I wondered how long it would take for someone to spot my 'deliberate' mistake. Perhaps per MW might make more sense.

If however you decided to use per kW, I know a really good fan manufacturer who can supply 'woppers'. Well spotted that man.



Friar Tuck of Sherwood
 
All right billyq, perhaps you might need 10 fans at 45m3/sec but I kinda like the idea of the jet engines. I wonder??????

Friar Tuck of Sherwood
 
International Mechanical Code (2000) requires 1 cfm room make-up air for forced draft systems for each 2,400 BTU/h boiler rating. This would be about a 750 cfm fan for your application. I wouldn't play around with variable speeds for this small a fan. Might even make the fan 1,000 cfm as a buffer and put some gravity relief dampers in. Any time a boiler calls to fire, have the fan come on (and prove on in order for the boiler to fire).

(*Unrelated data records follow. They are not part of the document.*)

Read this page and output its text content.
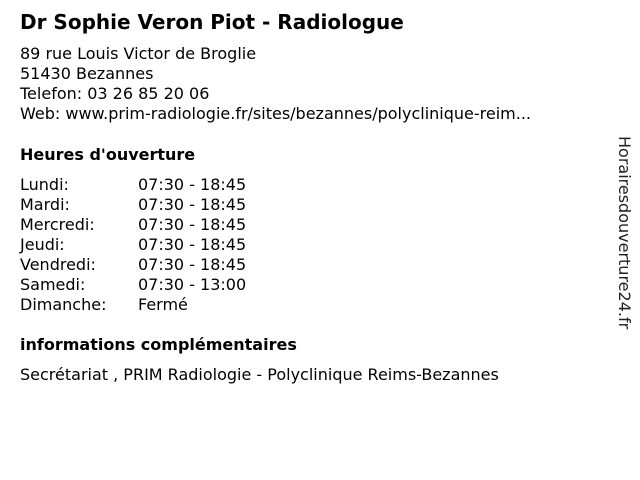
Dr Sophie Veron Piot - Radiologue
89 rue Louis Victor de Broglie
51430 Bezannes
Telefon: 03 26 85 20 06
Web: www.prim-radiologie.fr/sites/bezannes/polyclinique-reim...
Heures d'ouverture
Lundi:	07:30 - 18:45
Mardi:	07:30 - 18:45
Mercredi:	07:30 - 18:45
Jeudi:	07:30 - 18:45
Vendredi:	07:30 - 18:45
Samedi:	07:30 - 13:00
Dimanche:	Fermé
informations complémentaires
Secrétariat , PRIM Radiologie - Polyclinique Reims-Bezannes
Horairesdouverture24.fr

This is a good application for an H&V unit with a steam coil, preferably with face & bypass dampers. You could use the unit also to heat the space in the winter.

Best of luck,
CB
 
correct me if i'm wrong, i'm a recent graduate just starting in the hvac industry, but isn't a boiler hp different from a hp? i think its 1 boiler hp = 33,475 btu/hr if so then 700 hp x 33,475 btu/hr/hp = 23,432,500 btu/h. 23432500 btu/hr / 2400 btu/hr/cfm = 9764 cfm. he would need more like a 9800 cfm fan not 750. at this point would it be worth staging the fan, or mabye even two smaller fans? i would imagine that in a building with 700 hp worth of boiler this fan is a pretty small slice of the buildings total energy use.
 
DUMechEng- you may be right about the conversion. Before I posted this I checked with my neighbor who mentioned a direct conversion, but I was skeptical as I wrote it. If that's correct, thanks for clarifying. -CB
 
If this is a combustion air fan you can contact an Exhausto Representative. They have systems that provide variable combustion air to the boiler room based on the boiler requirements. The chimney is also fitted with a variable speed fan to maintain negative stack pressure to ensure that with any or all of the boilers operating the stack pressure is appropriate.